Dati migliori, invece, sul versante del credito di imposta per la formazione

Già a settembre il governo sarà chiamato ad affrontare due dossier che hanno a che fare con la tenuta delle buste paga dei lavoratori. In primo luogo, le opposizioni chiederanno di tornare a parlare di salario minimo orario per legge. Da capire quale potrà essere il punto di mediazione che possa tenere insieme tutti gli attori, oggi divisi fra chi, come la Ugl e la Cisl, sostiene la centralità della contrattazione e chi, invece, vuole una soglia per legge, senza tener conto del fatto che ciò può portare alla disapplicazione dei contratti collettivi. La seconda questione riguarda il taglio del cuneo contributivo, oggi in via sperimentale, ma che il governo vorrebbe rendere strutturale. Intanto, anche l’ultimo monitoraggio di luglio conferma la poco uniforme diffusione degli accordi collettivi di secondo livello su base aziendale o territoriale. I contratti attivi, necessari per l’applicazione dell’aliquota di vantaggio sui premi di produttività, sono poco più di 12mila, mentre da quando è in vigore la norma ne sono stati depositati poco meno di 86mila.
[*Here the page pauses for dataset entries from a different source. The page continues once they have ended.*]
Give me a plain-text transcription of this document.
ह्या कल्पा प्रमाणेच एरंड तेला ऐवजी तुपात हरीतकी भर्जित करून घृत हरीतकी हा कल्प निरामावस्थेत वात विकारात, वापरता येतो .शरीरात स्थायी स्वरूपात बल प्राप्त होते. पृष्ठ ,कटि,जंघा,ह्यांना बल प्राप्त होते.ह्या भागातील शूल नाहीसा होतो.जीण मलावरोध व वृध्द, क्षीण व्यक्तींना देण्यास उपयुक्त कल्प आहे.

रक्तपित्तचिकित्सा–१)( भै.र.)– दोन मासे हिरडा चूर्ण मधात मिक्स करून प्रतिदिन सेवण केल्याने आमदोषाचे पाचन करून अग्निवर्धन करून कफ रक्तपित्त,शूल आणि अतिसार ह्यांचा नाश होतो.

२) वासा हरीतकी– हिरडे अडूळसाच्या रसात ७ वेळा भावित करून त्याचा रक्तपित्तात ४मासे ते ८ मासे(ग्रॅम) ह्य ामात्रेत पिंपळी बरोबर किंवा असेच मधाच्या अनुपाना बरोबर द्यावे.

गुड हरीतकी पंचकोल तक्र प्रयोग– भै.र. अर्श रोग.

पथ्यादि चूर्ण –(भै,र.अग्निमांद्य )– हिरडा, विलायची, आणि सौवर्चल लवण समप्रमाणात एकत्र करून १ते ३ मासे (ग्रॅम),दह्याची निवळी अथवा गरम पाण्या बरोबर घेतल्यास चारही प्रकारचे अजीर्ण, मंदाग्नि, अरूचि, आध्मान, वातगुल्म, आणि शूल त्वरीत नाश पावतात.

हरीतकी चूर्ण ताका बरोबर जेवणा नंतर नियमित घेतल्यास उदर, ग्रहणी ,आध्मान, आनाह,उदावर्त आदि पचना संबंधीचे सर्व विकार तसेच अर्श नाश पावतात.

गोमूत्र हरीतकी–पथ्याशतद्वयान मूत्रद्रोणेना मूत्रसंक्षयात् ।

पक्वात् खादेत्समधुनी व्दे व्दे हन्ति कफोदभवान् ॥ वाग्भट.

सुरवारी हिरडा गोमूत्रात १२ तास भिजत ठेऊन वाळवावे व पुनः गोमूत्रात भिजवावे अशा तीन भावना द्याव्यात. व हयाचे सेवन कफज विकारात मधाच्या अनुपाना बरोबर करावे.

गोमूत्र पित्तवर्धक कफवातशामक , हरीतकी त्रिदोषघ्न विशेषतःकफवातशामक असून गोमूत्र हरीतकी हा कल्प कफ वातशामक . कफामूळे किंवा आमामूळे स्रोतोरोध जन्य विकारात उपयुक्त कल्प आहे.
Fra quelli attivi, nel 72% dei casi si tratta di aziende del Nord, mentre appena il 10% è relativo al Sud, con un leggerissimo miglioramento. Circa 3,6 milioni i lavoratori che hanno beneficiato di questa opportunità. Più equilibrio, invece, per il credito di imposta sulla formazione, con 4.444 accordi, di cui il 39% al Nord e il 35% al Sud.